Amazon is on fire, literally with their new Fire Tablet. The Fire is a new device intended to compete with the iPad. It enters the market at a lower price then Amazon’s Kindle. Looking at the specs on the Fire, readers will still have the ability to download books, but it also gives you the option for movies, TV shows, music, sending e-mail, reading documents in multiple formats, and storing all of your items in the Amazon Cloud.
eBook sales have seen significant increases in sales, particularly over the last year. With the introduction of the Fire, and the price drop to $99 oo the Kindle, eReaders are now becoming more inviting to mainstream consumers.
With the Fire’s introduction, several retailers have already cut their price on the Blackberry Playbook and the HTC Flyer. More drops are expected as the holiday buying season descends.
The Fire does have some critics. PC World called it: “less of a ready-to-use tablet and more of a targeted companion for Amazon’s content and Cloud services.”
Publishers note that the Fire does not support EPUB or EPUB3. This means that books with more interactive features, such as music or video won’t work on the Fire, books that currently do work on the Kindle. It is shipped with 8GB of memory which means heavy users of video and music will have to be selective in what they store on their Fire. According to Amazon’s web specs 8GB will hold: “80 apps plus either 10 movies, or 800 songs or 6,000 books.”

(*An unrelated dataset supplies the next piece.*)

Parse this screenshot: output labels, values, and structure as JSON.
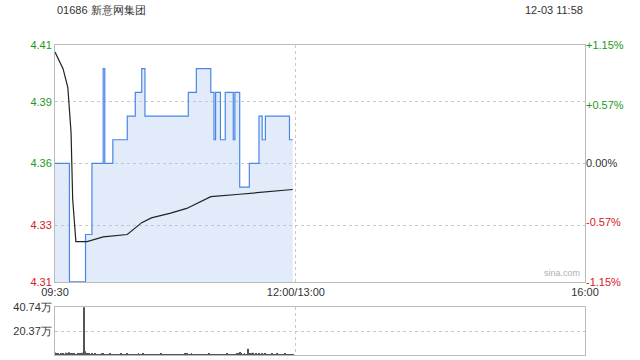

There are some very good points about the Fire. Current Kindle customers will be able to access all their user purchased content via the Cloud. Amazon has created a new web browser for the Fire called Silk. Early reports are that is does a good job of streaming content. The Fire does have Wi-Fi, but it is not listed as free, so one should assume there will be a charge. At this time, 3G is not offered with the Fire.
Considering their market entry price of $199, the Fire is a very good deal, and looks to be a game-changer in both tablet pricing and eReader / eBooks sales.